If the plants are the palette landform is the canvas and any considered planting with various layers of colour and form need an appropriate canvas to mingle and interact with. This interplay of planting and landform is well represented in the seasons long shadows. A Betula pendula with its delicate leaves scattering light across the lawn whilst its strong rigid trunk guides the eye along ephemeral vistas, the folds in the land highlighted like a crease in a piece of Japanese origami.
The implementation of a Millennium woodland has meant there are some interesting and slightly less common species that live at Bailey farm.
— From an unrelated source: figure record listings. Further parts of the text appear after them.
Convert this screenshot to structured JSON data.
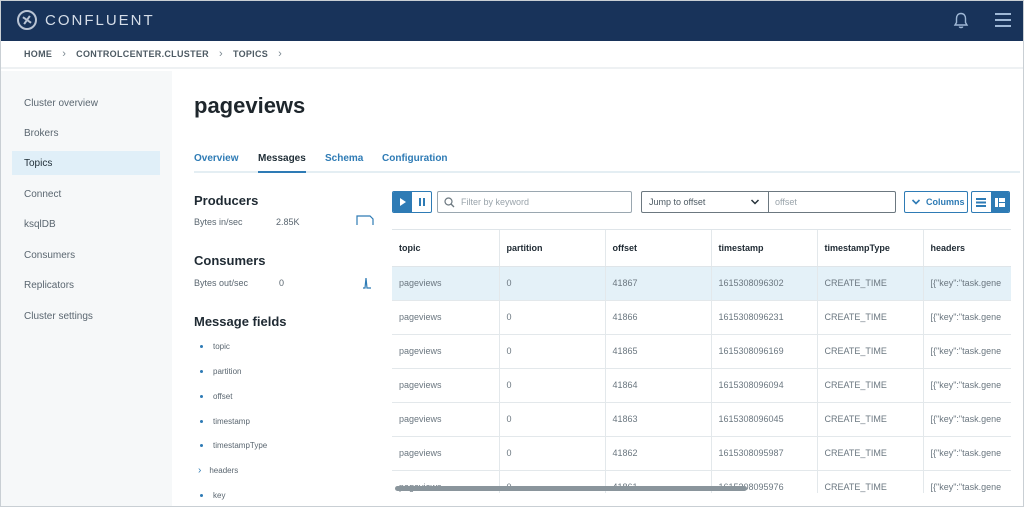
{
  "header": {
    "brand": "CONFLUENT"
  },
  "breadcrumb": [
    "HOME",
    "CONTROLCENTER.CLUSTER",
    "TOPICS"
  ],
  "sidebar": {
    "items": [
      {
        "label": "Cluster overview",
        "active": false
      },
      {
        "label": "Brokers",
        "active": false
      },
      {
        "label": "Topics",
        "active": true
      },
      {
        "label": "Connect",
        "active": false
      },
      {
        "label": "ksqlDB",
        "active": false
      },
      {
        "label": "Consumers",
        "active": false
      },
      {
        "label": "Replicators",
        "active": false
      },
      {
        "label": "Cluster settings",
        "active": false
      }
    ]
  },
  "page": {
    "title": "pageviews"
  },
  "tabs": [
    {
      "label": "Overview",
      "active": false
    },
    {
      "label": "Messages",
      "active": true
    },
    {
      "label": "Schema",
      "active": false
    },
    {
      "label": "Configuration",
      "active": false
    }
  ],
  "producers": {
    "title": "Producers",
    "metric_label": "Bytes in/sec",
    "metric_value": "2.85K"
  },
  "consumers": {
    "title": "Consumers",
    "metric_label": "Bytes out/sec",
    "metric_value": "0"
  },
  "message_fields": {
    "title": "Message fields",
    "fields": [
      {
        "name": "topic",
        "expandable": false
      },
      {
        "name": "partition",
        "expandable": false
      },
      {
        "name": "offset",
        "expandable": false
      },
      {
        "name": "timestamp",
        "expandable": false
      },
      {
        "name": "timestampType",
        "expandable": false
      },
      {
        "name": "headers",
        "expandable": true
      },
      {
        "name": "key",
        "expandable": false
      }
    ]
  },
  "toolbar": {
    "search_placeholder": "Filter by keyword",
    "jump_select_value": "Jump to offset",
    "offset_placeholder": "offset",
    "columns_label": "Columns"
  },
  "table": {
    "columns": [
      "topic",
      "partition",
      "offset",
      "timestamp",
      "timestampType",
      "headers"
    ],
    "rows": [
      [
        "pageviews",
        "0",
        "41867",
        "1615308096302",
        "CREATE_TIME",
        "[{\"key\":\"task.gene"
      ],
      [
        "pageviews",
        "0",
        "41866",
        "1615308096231",
        "CREATE_TIME",
        "[{\"key\":\"task.gene"
      ],
      [
        "pageviews",
        "0",
        "41865",
        "1615308096169",
        "CREATE_TIME",
        "[{\"key\":\"task.gene"
      ],
      [
        "pageviews",
        "0",
        "41864",
        "1615308096094",
        "CREATE_TIME",
        "[{\"key\":\"task.gene"
      ],
      [
        "pageviews",
        "0",
        "41863",
        "1615308096045",
        "CREATE_TIME",
        "[{\"key\":\"task.gene"
      ],
      [
        "pageviews",
        "0",
        "41862",
        "1615308095987",
        "CREATE_TIME",
        "[{\"key\":\"task.gene"
      ],
      [
        "pageviews",
        "0",
        "41861",
        "1615308095976",
        "CREATE_TIME",
        "[{\"key\":\"task.gene"
      ]
    ],
    "selected_row": 0
  },
  "colors": {
    "nav_bg": "#18335a",
    "accent": "#2e7bb5",
    "selected_row": "#e4f1f8",
    "sidebar_active": "#e0eff8"
  }
}
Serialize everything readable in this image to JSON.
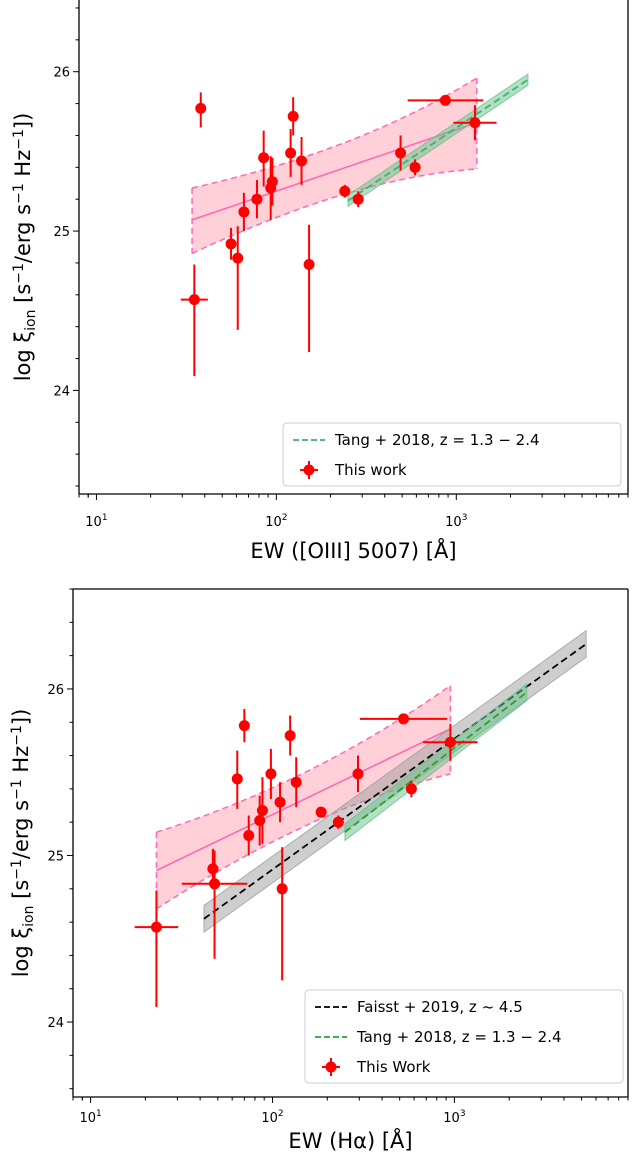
{
  "chart_data": [
    {
      "type": "scatter",
      "xlabel": "EW ([OIII] 5007) [Å]",
      "ylabel": "log ξ_ion [s^-1/erg s^-1 Hz^-1])",
      "xscale": "log",
      "xlim": [
        8,
        9000
      ],
      "ylim": [
        23.35,
        26.45
      ],
      "xticks": [
        10,
        100,
        1000
      ],
      "xtick_labels": [
        {
          "base": "10",
          "exp": "1"
        },
        {
          "base": "10",
          "exp": "2"
        },
        {
          "base": "10",
          "exp": "3"
        }
      ],
      "yticks": [
        24,
        25,
        26
      ],
      "ytick_labels": [
        "24",
        "25",
        "26"
      ],
      "grid": false,
      "legend_position": "lower-right",
      "colors": {
        "data": "#ff0000",
        "fit": "#ff69b4",
        "band": "#ffc0cb",
        "tang": "#3cb371",
        "tang_band": "#8fd19e"
      },
      "fit_band": {
        "x": [
          34,
          1300
        ],
        "center": [
          25.07,
          25.68
        ],
        "upper": [
          25.27,
          25.96
        ],
        "lower": [
          24.86,
          25.39
        ]
      },
      "reference_lines": [
        {
          "name": "Tang + 2018,  z = 1.3 − 2.4",
          "color": "#3cb371",
          "x": [
            250,
            2500
          ],
          "y": [
            25.19,
            25.95
          ],
          "band": 0.035
        }
      ],
      "series": [
        {
          "name": "This work",
          "color": "#ff0000",
          "points": [
            {
              "x": 35,
              "y": 24.57,
              "ylo": 0.48,
              "yhi": 0.22,
              "xerr": 0.025
            },
            {
              "x": 38,
              "y": 25.77,
              "ylo": 0.12,
              "yhi": 0.1
            },
            {
              "x": 56,
              "y": 24.92,
              "ylo": 0.1,
              "yhi": 0.1
            },
            {
              "x": 61,
              "y": 24.83,
              "ylo": 0.45,
              "yhi": 0.2
            },
            {
              "x": 66,
              "y": 25.12,
              "ylo": 0.12,
              "yhi": 0.12
            },
            {
              "x": 78,
              "y": 25.2,
              "ylo": 0.12,
              "yhi": 0.12
            },
            {
              "x": 85,
              "y": 25.46,
              "ylo": 0.18,
              "yhi": 0.17
            },
            {
              "x": 93,
              "y": 25.27,
              "ylo": 0.2,
              "yhi": 0.2
            },
            {
              "x": 95,
              "y": 25.31,
              "ylo": 0.15,
              "yhi": 0.15
            },
            {
              "x": 120,
              "y": 25.49,
              "ylo": 0.15,
              "yhi": 0.15
            },
            {
              "x": 124,
              "y": 25.72,
              "ylo": 0.12,
              "yhi": 0.12
            },
            {
              "x": 138,
              "y": 25.44,
              "ylo": 0.15,
              "yhi": 0.15
            },
            {
              "x": 152,
              "y": 24.79,
              "ylo": 0.55,
              "yhi": 0.25
            },
            {
              "x": 240,
              "y": 25.25,
              "ylo": 0.04,
              "yhi": 0.04
            },
            {
              "x": 285,
              "y": 25.2,
              "ylo": 0.05,
              "yhi": 0.05
            },
            {
              "x": 490,
              "y": 25.49,
              "ylo": 0.11,
              "yhi": 0.11
            },
            {
              "x": 590,
              "y": 25.4,
              "ylo": 0.05,
              "yhi": 0.05
            },
            {
              "x": 870,
              "y": 25.82,
              "ylo": 0.03,
              "yhi": 0.03,
              "xerr": 0.07
            },
            {
              "x": 1270,
              "y": 25.68,
              "ylo": 0.11,
              "yhi": 0.11,
              "xerr": 0.04
            }
          ]
        }
      ],
      "legend": [
        {
          "label": "Tang + 2018,  z = 1.3 − 2.4",
          "kind": "dashed",
          "color": "#3cb371"
        },
        {
          "label": "This work",
          "kind": "point",
          "color": "#ff0000"
        }
      ]
    },
    {
      "type": "scatter",
      "xlabel": "EW (Hα) [Å]",
      "ylabel": "log ξ_ion [s^-1/erg s^-1 Hz^-1])",
      "xscale": "log",
      "xlim": [
        8,
        9000
      ],
      "ylim": [
        23.55,
        26.6
      ],
      "xticks": [
        10,
        100,
        1000
      ],
      "xtick_labels": [
        {
          "base": "10",
          "exp": "1"
        },
        {
          "base": "10",
          "exp": "2"
        },
        {
          "base": "10",
          "exp": "3"
        }
      ],
      "yticks": [
        24,
        25,
        26
      ],
      "ytick_labels": [
        "24",
        "25",
        "26"
      ],
      "grid": false,
      "legend_position": "lower-right",
      "colors": {
        "data": "#ff0000",
        "fit": "#ff69b4",
        "band": "#ffc0cb",
        "faisst": "#000000",
        "faisst_band": "#bdbdbd",
        "tang": "#2ca02c",
        "tang_band": "#8fd19e"
      },
      "fit_band": {
        "x": [
          23,
          950
        ],
        "center": [
          24.91,
          25.76
        ],
        "upper": [
          25.14,
          26.02
        ],
        "lower": [
          24.68,
          25.49
        ]
      },
      "reference_lines": [
        {
          "name": "Faisst + 2019,  z ~ 4.5",
          "color": "#000000",
          "x": [
            42,
            5300
          ],
          "y": [
            24.62,
            26.27
          ],
          "band": 0.08
        },
        {
          "name": "Tang + 2018,  z = 1.3 − 2.4",
          "color": "#2ca02c",
          "x": [
            250,
            2500
          ],
          "y": [
            25.14,
            25.98
          ],
          "band": 0.05
        }
      ],
      "series": [
        {
          "name": "This Work",
          "color": "#ff0000",
          "points": [
            {
              "x": 23,
              "y": 24.57,
              "ylo": 0.48,
              "yhi": 0.22,
              "xerr": 0.04
            },
            {
              "x": 47,
              "y": 24.92,
              "ylo": 0.12,
              "yhi": 0.12
            },
            {
              "x": 48,
              "y": 24.83,
              "ylo": 0.45,
              "yhi": 0.2,
              "xerr": 0.06
            },
            {
              "x": 64,
              "y": 25.46,
              "ylo": 0.18,
              "yhi": 0.17
            },
            {
              "x": 70,
              "y": 25.78,
              "ylo": 0.1,
              "yhi": 0.1
            },
            {
              "x": 74,
              "y": 25.12,
              "ylo": 0.12,
              "yhi": 0.12
            },
            {
              "x": 85,
              "y": 25.21,
              "ylo": 0.15,
              "yhi": 0.15
            },
            {
              "x": 88,
              "y": 25.27,
              "ylo": 0.2,
              "yhi": 0.2
            },
            {
              "x": 98,
              "y": 25.49,
              "ylo": 0.15,
              "yhi": 0.15
            },
            {
              "x": 110,
              "y": 25.32,
              "ylo": 0.12,
              "yhi": 0.12
            },
            {
              "x": 113,
              "y": 24.8,
              "ylo": 0.55,
              "yhi": 0.25
            },
            {
              "x": 125,
              "y": 25.72,
              "ylo": 0.12,
              "yhi": 0.12
            },
            {
              "x": 135,
              "y": 25.44,
              "ylo": 0.15,
              "yhi": 0.15
            },
            {
              "x": 185,
              "y": 25.26,
              "ylo": 0.03,
              "yhi": 0.03
            },
            {
              "x": 230,
              "y": 25.2,
              "ylo": 0.04,
              "yhi": 0.04
            },
            {
              "x": 295,
              "y": 25.49,
              "ylo": 0.11,
              "yhi": 0.11
            },
            {
              "x": 525,
              "y": 25.82,
              "ylo": 0.03,
              "yhi": 0.03,
              "xerr": 0.08
            },
            {
              "x": 580,
              "y": 25.4,
              "ylo": 0.05,
              "yhi": 0.05
            },
            {
              "x": 950,
              "y": 25.68,
              "ylo": 0.11,
              "yhi": 0.11,
              "xerr": 0.05
            }
          ]
        }
      ],
      "legend": [
        {
          "label": "Faisst + 2019,  z ~ 4.5",
          "kind": "dashed",
          "color": "#000000"
        },
        {
          "label": "Tang + 2018,  z = 1.3 − 2.4",
          "kind": "dashed",
          "color": "#2ca02c"
        },
        {
          "label": "This Work",
          "kind": "point",
          "color": "#ff0000"
        }
      ]
    }
  ]
}
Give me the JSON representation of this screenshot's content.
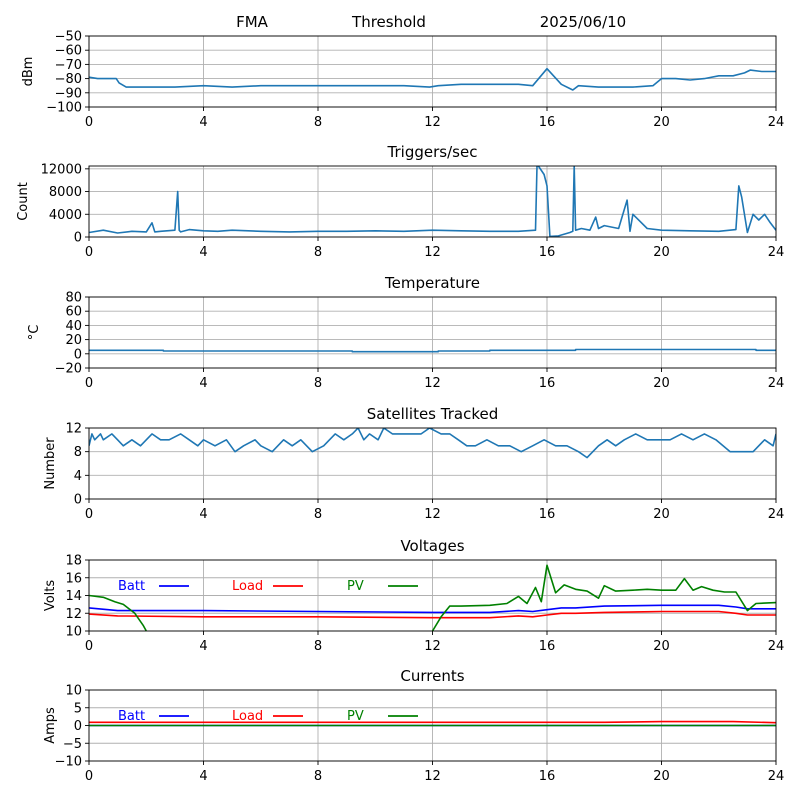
{
  "header": {
    "left": "FMA",
    "middle": "Threshold",
    "right": "2025/06/10"
  },
  "chart_data": [
    {
      "id": "threshold",
      "type": "line",
      "title": "",
      "ylabel": "dBm",
      "xlim": [
        0,
        24
      ],
      "ylim": [
        -100,
        -50
      ],
      "yticks": [
        -100,
        -90,
        -80,
        -70,
        -60,
        -50
      ],
      "xticks": [
        0,
        4,
        8,
        12,
        16,
        20,
        24
      ],
      "grid": true,
      "series": [
        {
          "color": "#1f77b4",
          "x": [
            0,
            0.3,
            0.6,
            0.95,
            1.05,
            1.3,
            2,
            3,
            4,
            5,
            6,
            7,
            8,
            9,
            10,
            11,
            11.9,
            12.2,
            13,
            14,
            15,
            15.5,
            16.0,
            16.5,
            16.9,
            17.1,
            17.8,
            18.2,
            19,
            19.7,
            20,
            20.5,
            21,
            21.5,
            22,
            22.5,
            22.9,
            23.1,
            23.5,
            24
          ],
          "y": [
            -79,
            -80,
            -80,
            -80,
            -83,
            -86,
            -86,
            -86,
            -85,
            -86,
            -85,
            -85,
            -85,
            -85,
            -85,
            -85,
            -86,
            -85,
            -84,
            -84,
            -84,
            -85,
            -73,
            -84,
            -88,
            -85,
            -86,
            -86,
            -86,
            -85,
            -80,
            -80,
            -81,
            -80,
            -78,
            -78,
            -76,
            -74,
            -75,
            -75
          ]
        }
      ]
    },
    {
      "id": "triggers",
      "type": "line",
      "title": "Triggers/sec",
      "ylabel": "Count",
      "xlim": [
        0,
        24
      ],
      "ylim": [
        0,
        12500
      ],
      "yticks": [
        0,
        4000,
        8000,
        12000
      ],
      "xticks": [
        0,
        4,
        8,
        12,
        16,
        20,
        24
      ],
      "grid": true,
      "series": [
        {
          "color": "#1f77b4",
          "x": [
            0,
            0.5,
            1,
            1.5,
            2,
            2.2,
            2.3,
            2.5,
            3,
            3.1,
            3.15,
            3.2,
            3.5,
            4,
            4.5,
            5,
            6,
            7,
            8,
            9,
            10,
            11,
            12,
            13,
            14,
            15,
            15.6,
            15.65,
            15.7,
            15.9,
            16.0,
            16.1,
            16.4,
            16.8,
            16.9,
            16.95,
            17.0,
            17.2,
            17.5,
            17.7,
            17.8,
            18,
            18.5,
            18.8,
            18.9,
            19,
            19.5,
            20,
            21,
            22,
            22.6,
            22.7,
            22.8,
            23,
            23.2,
            23.4,
            23.6,
            23.8,
            24
          ],
          "y": [
            800,
            1200,
            700,
            1000,
            900,
            2500,
            900,
            1000,
            1200,
            8000,
            1200,
            900,
            1300,
            1100,
            1000,
            1200,
            1000,
            900,
            1000,
            1000,
            1100,
            1000,
            1200,
            1100,
            1000,
            1000,
            1200,
            12500,
            12500,
            11000,
            9000,
            100,
            200,
            800,
            1000,
            12500,
            1200,
            1500,
            1200,
            3500,
            1500,
            2000,
            1500,
            6500,
            1000,
            4000,
            1500,
            1200,
            1100,
            1000,
            1300,
            9000,
            7000,
            800,
            4000,
            3000,
            4000,
            2500,
            1200
          ]
        }
      ]
    },
    {
      "id": "temperature",
      "type": "line",
      "title": "Temperature",
      "ylabel": "°C",
      "xlim": [
        0,
        24
      ],
      "ylim": [
        -20,
        80
      ],
      "yticks": [
        -20,
        0,
        20,
        40,
        60,
        80
      ],
      "xticks": [
        0,
        4,
        8,
        12,
        16,
        20,
        24
      ],
      "grid": true,
      "series": [
        {
          "color": "#1f77b4",
          "x": [
            0,
            2.6,
            2.6,
            9.2,
            9.2,
            12.2,
            12.2,
            14,
            14,
            17,
            17,
            23.3,
            23.3,
            24
          ],
          "y": [
            5,
            5,
            4,
            4,
            3,
            3,
            4,
            4,
            5,
            5,
            6,
            6,
            5,
            5
          ]
        }
      ]
    },
    {
      "id": "satellites",
      "type": "line",
      "title": "Satellites Tracked",
      "ylabel": "Number",
      "xlim": [
        0,
        24
      ],
      "ylim": [
        0,
        12
      ],
      "yticks": [
        0,
        4,
        8,
        12
      ],
      "xticks": [
        0,
        4,
        8,
        12,
        16,
        20,
        24
      ],
      "grid": true,
      "series": [
        {
          "color": "#1f77b4",
          "x": [
            0,
            0.1,
            0.2,
            0.4,
            0.5,
            0.8,
            1.0,
            1.2,
            1.5,
            1.8,
            2.0,
            2.2,
            2.5,
            2.8,
            3.2,
            3.5,
            3.8,
            4.0,
            4.4,
            4.8,
            5.1,
            5.4,
            5.8,
            6.0,
            6.4,
            6.8,
            7.1,
            7.4,
            7.8,
            8.2,
            8.4,
            8.6,
            8.9,
            9.2,
            9.4,
            9.6,
            9.8,
            10.1,
            10.3,
            10.6,
            10.9,
            11.3,
            11.6,
            11.9,
            12.3,
            12.6,
            12.9,
            13.2,
            13.5,
            13.9,
            14.3,
            14.7,
            15.1,
            15.5,
            15.9,
            16.3,
            16.7,
            17.1,
            17.4,
            17.6,
            17.8,
            18.1,
            18.4,
            18.7,
            19.1,
            19.5,
            19.9,
            20.3,
            20.7,
            21.1,
            21.5,
            21.9,
            22.4,
            22.8,
            23.2,
            23.6,
            23.9,
            24
          ],
          "y": [
            9,
            11,
            10,
            11,
            10,
            11,
            10,
            9,
            10,
            9,
            10,
            11,
            10,
            10,
            11,
            10,
            9,
            10,
            9,
            10,
            8,
            9,
            10,
            9,
            8,
            10,
            9,
            10,
            8,
            9,
            10,
            11,
            10,
            11,
            12,
            10,
            11,
            10,
            12,
            11,
            11,
            11,
            11,
            12,
            11,
            11,
            10,
            9,
            9,
            10,
            9,
            9,
            8,
            9,
            10,
            9,
            9,
            8,
            7,
            8,
            9,
            10,
            9,
            10,
            11,
            10,
            10,
            10,
            11,
            10,
            11,
            10,
            8,
            8,
            8,
            10,
            9,
            11
          ]
        }
      ]
    },
    {
      "id": "voltages",
      "type": "line",
      "title": "Voltages",
      "ylabel": "Volts",
      "xlim": [
        0,
        24
      ],
      "ylim": [
        10,
        18
      ],
      "yticks": [
        10,
        12,
        14,
        16,
        18
      ],
      "xticks": [
        0,
        4,
        8,
        12,
        16,
        20,
        24
      ],
      "grid": true,
      "legend": {
        "placement": "top-left",
        "entries": [
          "Batt",
          "Load",
          "PV"
        ]
      },
      "series": [
        {
          "name": "Batt",
          "color": "#0000ff",
          "x": [
            0,
            1,
            4,
            8,
            12,
            14,
            15,
            15.5,
            16,
            16.5,
            17,
            18,
            20,
            22,
            22.6,
            23,
            24
          ],
          "y": [
            12.6,
            12.3,
            12.3,
            12.2,
            12.1,
            12.1,
            12.3,
            12.2,
            12.4,
            12.6,
            12.6,
            12.8,
            12.9,
            12.9,
            12.7,
            12.5,
            12.5
          ]
        },
        {
          "name": "Load",
          "color": "#ff0000",
          "x": [
            0,
            1,
            4,
            8,
            12,
            14,
            15,
            15.5,
            16,
            16.5,
            17,
            18,
            20,
            22,
            22.6,
            23,
            24
          ],
          "y": [
            11.9,
            11.7,
            11.6,
            11.6,
            11.5,
            11.5,
            11.7,
            11.6,
            11.8,
            12.0,
            12.0,
            12.1,
            12.2,
            12.2,
            12.0,
            11.8,
            11.8
          ]
        },
        {
          "name": "PV",
          "color": "#008000",
          "x": [
            0,
            0.5,
            0.9,
            1.2,
            1.6,
            1.9,
            2.0
          ],
          "y": [
            14.0,
            13.8,
            13.3,
            13.0,
            12.0,
            10.6,
            10.0
          ]
        },
        {
          "name": "PV",
          "color": "#008000",
          "x": [
            12.0,
            12.3,
            12.6,
            13.0,
            14.0,
            14.6,
            15.0,
            15.3,
            15.6,
            15.8,
            16.0,
            16.3,
            16.6,
            17.0,
            17.4,
            17.8,
            18.0,
            18.4,
            19.0,
            19.5,
            20.0,
            20.5,
            20.8,
            21.1,
            21.4,
            21.8,
            22.2,
            22.6,
            23.0,
            23.3,
            24.0
          ],
          "y": [
            10.0,
            11.6,
            12.8,
            12.8,
            12.9,
            13.1,
            13.9,
            13.1,
            14.9,
            13.3,
            17.4,
            14.3,
            15.2,
            14.7,
            14.5,
            13.7,
            15.1,
            14.5,
            14.6,
            14.7,
            14.6,
            14.6,
            15.9,
            14.6,
            15.0,
            14.6,
            14.4,
            14.4,
            12.3,
            13.1,
            13.2
          ]
        }
      ]
    },
    {
      "id": "currents",
      "type": "line",
      "title": "Currents",
      "ylabel": "Amps",
      "xlim": [
        0,
        24
      ],
      "ylim": [
        -10,
        10
      ],
      "yticks": [
        -10,
        -5,
        0,
        5,
        10
      ],
      "xticks": [
        0,
        4,
        8,
        12,
        16,
        20,
        24
      ],
      "grid": true,
      "legend": {
        "placement": "top-left",
        "entries": [
          "Batt",
          "Load",
          "PV"
        ]
      },
      "series": [
        {
          "name": "Batt",
          "color": "#0000ff",
          "x": [
            0,
            24
          ],
          "y": [
            0,
            0
          ]
        },
        {
          "name": "Load",
          "color": "#ff0000",
          "x": [
            0,
            18,
            20,
            22.5,
            24
          ],
          "y": [
            0.9,
            0.9,
            1.1,
            1.1,
            0.8
          ]
        },
        {
          "name": "PV",
          "color": "#008000",
          "x": [
            0,
            24
          ],
          "y": [
            0,
            0
          ]
        }
      ]
    }
  ]
}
An example being a Hoop ash or Fraxinus nigra which adorns a quiet corner of the woodland, its name derived from its easy to split wood which is traditionally used for basket weaving.
Along side the Franxinus nigra a male Ilex x meserveae acts as a beneficial understory shrub creating a sweet subtle scent in the air but none so sweet as the delicious candy like smell of a near by Cercidiphyllum japonicum which quite literally makes your mouth water.
Autumn is a beautiful time of year in the garden and such a fun time of year to design to. Its brief nature and the bittersweet taste of a summer gone and a long winter on the horizon making it all the more fleeting and special.